| > The one piece of advice that has helped me is the thinking that "I'm not the first one to ever go through this, and I won't be the last." No matter if you're fucked in the head, going bankrupt, getting divorced - whatever - you aren't alone and you can either find a solution or find acceptance. That's good advice, but unfortunately it also applies to situations like "being put to death." Maybe my response seems flippant, but it's the core reason I was never able to internalize platitudes. There doesn't seem to be any nuanced or precise advice. Interestingly, one of the most effective for me was dang's: https://news.ycombinator.com/item?id=13110096 He probably didn't mean it as philosophical advice, but when I read it, I burst out laughing and never really stopped. When things get tough, I just shrug and try to embrace it. After all, things can always get worse. If you take an attitude of "I wonder how bad things can get?" then you tend to discover that there's an upper bound on most forms of badness, which did make me feel better. E.g. it's hard to imagine a shot at the dentist getting much worse than the worst pain you've ever experienced in your life. So if you've already felt something worse, you can calibrate your temporary expectations and snap yourself out of fear loops. A shot at the dentist isn't so bad, but mental loops can be. So if you're in an anxiety spiral, compare it to the worst emotional distress you've ever felt, and see if it's worse. If it's worse, switch to physical pain. I'm able to stay in a good mood when I'm nauseous thanks to having had one of the worst illnesses I've ever had, a few months ago.
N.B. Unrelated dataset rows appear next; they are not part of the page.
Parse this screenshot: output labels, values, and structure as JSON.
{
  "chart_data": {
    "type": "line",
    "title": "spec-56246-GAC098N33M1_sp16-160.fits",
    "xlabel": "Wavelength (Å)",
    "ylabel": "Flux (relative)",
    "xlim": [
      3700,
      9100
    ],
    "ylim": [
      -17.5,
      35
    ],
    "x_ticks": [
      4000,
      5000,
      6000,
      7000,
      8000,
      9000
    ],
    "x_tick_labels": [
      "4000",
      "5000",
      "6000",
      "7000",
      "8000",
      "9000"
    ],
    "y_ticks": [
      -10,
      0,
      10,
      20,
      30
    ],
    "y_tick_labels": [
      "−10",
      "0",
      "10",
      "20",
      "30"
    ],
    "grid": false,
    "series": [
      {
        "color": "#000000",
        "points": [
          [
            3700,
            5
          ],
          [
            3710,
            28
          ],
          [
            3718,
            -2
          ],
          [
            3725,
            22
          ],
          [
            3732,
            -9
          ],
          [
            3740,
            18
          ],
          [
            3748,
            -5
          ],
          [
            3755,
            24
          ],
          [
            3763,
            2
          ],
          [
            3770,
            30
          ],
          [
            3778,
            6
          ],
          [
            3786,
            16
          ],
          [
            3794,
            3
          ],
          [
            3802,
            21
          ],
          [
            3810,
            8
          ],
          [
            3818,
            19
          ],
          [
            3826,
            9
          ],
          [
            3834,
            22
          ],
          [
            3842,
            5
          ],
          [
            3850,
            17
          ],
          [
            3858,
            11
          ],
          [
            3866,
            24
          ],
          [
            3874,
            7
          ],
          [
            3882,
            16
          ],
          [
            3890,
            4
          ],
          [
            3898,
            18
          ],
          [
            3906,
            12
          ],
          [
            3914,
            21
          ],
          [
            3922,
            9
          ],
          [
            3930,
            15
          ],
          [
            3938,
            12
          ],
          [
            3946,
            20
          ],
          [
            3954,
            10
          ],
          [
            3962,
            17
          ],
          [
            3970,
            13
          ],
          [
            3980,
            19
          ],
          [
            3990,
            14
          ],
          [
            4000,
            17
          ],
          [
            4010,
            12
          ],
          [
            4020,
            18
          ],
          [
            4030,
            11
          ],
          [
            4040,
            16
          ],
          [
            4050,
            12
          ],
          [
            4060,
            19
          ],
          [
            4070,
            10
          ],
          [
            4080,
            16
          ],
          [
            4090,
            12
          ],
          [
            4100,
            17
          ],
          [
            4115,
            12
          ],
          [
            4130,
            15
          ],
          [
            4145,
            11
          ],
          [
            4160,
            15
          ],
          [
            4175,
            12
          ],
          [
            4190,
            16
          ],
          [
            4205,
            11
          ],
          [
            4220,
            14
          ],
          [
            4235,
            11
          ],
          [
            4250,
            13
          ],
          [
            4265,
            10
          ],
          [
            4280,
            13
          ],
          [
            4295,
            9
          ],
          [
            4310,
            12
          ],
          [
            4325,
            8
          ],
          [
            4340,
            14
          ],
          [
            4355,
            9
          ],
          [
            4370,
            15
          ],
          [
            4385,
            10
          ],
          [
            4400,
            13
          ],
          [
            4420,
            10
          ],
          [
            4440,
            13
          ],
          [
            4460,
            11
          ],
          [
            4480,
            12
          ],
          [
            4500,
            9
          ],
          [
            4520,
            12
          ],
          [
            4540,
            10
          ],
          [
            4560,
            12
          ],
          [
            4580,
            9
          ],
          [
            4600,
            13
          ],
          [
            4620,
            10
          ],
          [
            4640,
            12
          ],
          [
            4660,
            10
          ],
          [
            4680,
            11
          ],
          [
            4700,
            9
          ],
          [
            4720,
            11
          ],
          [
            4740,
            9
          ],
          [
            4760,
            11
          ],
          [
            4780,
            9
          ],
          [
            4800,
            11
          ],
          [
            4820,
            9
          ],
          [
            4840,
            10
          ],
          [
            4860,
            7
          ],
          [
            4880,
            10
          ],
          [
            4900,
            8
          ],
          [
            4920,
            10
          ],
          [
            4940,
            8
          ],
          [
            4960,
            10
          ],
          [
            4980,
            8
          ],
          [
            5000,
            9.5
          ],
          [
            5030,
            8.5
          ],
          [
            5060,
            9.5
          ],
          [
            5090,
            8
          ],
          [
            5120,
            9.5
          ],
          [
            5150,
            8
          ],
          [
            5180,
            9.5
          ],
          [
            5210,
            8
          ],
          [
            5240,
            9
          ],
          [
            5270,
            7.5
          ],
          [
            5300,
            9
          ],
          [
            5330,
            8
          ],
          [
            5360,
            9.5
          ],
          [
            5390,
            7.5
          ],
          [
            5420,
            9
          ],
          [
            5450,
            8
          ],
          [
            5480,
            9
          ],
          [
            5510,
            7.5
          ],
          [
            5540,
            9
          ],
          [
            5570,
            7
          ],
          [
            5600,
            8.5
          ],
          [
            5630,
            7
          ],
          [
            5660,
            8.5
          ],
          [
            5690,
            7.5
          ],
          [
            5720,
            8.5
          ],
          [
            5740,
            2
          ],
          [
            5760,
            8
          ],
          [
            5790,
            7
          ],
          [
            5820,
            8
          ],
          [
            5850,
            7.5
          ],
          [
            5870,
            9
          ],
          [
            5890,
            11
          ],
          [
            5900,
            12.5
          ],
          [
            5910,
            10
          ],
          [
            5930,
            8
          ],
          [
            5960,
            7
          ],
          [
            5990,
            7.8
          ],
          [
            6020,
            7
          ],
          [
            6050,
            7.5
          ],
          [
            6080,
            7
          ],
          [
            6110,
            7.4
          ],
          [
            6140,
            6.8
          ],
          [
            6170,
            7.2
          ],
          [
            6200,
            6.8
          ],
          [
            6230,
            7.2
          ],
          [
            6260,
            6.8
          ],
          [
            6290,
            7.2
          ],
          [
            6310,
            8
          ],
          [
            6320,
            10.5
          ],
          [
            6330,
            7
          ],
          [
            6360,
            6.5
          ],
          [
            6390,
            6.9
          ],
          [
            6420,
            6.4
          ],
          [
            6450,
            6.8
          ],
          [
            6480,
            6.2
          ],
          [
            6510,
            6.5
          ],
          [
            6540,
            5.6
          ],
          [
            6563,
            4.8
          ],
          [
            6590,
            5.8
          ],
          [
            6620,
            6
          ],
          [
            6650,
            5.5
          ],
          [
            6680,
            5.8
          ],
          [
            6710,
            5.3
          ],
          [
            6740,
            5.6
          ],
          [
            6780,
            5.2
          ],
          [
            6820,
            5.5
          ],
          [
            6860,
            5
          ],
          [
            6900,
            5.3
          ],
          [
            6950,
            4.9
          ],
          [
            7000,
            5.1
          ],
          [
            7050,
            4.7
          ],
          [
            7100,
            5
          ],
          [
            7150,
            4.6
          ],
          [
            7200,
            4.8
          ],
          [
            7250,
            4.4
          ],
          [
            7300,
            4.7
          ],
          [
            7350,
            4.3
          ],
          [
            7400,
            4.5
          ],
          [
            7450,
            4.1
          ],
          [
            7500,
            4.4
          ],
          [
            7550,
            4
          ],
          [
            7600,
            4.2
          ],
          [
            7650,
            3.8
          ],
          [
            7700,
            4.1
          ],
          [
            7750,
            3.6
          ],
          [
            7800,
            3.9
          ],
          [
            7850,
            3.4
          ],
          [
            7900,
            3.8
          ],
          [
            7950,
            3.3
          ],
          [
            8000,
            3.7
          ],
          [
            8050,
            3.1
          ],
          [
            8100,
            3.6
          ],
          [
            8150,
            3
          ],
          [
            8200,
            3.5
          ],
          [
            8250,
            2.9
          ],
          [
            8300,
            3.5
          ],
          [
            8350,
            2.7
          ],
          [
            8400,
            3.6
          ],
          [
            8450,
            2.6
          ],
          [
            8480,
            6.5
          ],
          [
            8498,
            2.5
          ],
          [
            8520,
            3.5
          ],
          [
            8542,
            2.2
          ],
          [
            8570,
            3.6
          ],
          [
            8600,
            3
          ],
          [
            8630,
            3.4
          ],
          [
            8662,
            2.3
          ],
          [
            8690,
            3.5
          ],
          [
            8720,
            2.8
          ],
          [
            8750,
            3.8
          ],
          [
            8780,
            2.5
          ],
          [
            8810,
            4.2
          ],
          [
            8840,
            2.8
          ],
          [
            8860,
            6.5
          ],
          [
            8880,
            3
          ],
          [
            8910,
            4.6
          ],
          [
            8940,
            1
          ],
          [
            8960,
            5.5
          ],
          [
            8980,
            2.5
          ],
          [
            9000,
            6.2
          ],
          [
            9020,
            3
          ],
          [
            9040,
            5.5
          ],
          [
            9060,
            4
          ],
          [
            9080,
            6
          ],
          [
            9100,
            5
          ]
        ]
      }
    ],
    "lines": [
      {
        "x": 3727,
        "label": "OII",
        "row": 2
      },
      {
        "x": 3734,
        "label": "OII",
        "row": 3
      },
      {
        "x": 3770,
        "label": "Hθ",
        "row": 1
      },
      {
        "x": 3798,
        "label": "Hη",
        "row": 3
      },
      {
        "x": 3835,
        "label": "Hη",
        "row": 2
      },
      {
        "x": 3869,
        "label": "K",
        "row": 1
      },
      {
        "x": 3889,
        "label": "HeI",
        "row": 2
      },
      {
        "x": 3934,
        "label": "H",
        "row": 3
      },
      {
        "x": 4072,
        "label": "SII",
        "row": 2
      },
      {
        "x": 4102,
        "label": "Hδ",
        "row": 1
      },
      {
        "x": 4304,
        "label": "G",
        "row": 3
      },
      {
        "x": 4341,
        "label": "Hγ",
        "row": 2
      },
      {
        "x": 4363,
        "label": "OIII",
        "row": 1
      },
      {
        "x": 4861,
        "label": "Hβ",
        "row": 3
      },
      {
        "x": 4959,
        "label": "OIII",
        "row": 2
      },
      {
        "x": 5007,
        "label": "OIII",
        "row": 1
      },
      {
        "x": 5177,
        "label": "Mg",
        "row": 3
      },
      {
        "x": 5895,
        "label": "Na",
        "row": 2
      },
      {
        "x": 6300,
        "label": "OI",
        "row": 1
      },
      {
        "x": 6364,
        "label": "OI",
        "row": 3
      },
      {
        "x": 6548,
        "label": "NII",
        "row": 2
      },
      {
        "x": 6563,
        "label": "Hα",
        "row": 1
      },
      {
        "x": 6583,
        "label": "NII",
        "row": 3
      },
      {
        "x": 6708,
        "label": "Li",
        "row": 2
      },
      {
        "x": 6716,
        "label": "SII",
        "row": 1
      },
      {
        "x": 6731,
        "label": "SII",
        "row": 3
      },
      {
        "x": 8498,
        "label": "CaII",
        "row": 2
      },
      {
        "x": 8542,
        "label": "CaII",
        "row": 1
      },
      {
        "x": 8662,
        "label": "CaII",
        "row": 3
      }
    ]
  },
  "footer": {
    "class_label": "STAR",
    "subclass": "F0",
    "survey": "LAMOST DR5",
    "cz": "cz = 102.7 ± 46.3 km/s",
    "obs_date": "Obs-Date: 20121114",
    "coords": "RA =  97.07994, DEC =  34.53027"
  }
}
Headaches and queasiness feels small in comparison. |
This may come as a surprise, but we should be able to face death calmly as well, knowing full well it affects everyone in due time.
It is more reliable than any other situation such as divorce, psychotic breakdown, sickness, loss of loved one....
I can't imagine being calm facing death, but I don't see is as a contradiction to say we can face divorce and death calmly and with equanimity knowing others have and will go through it.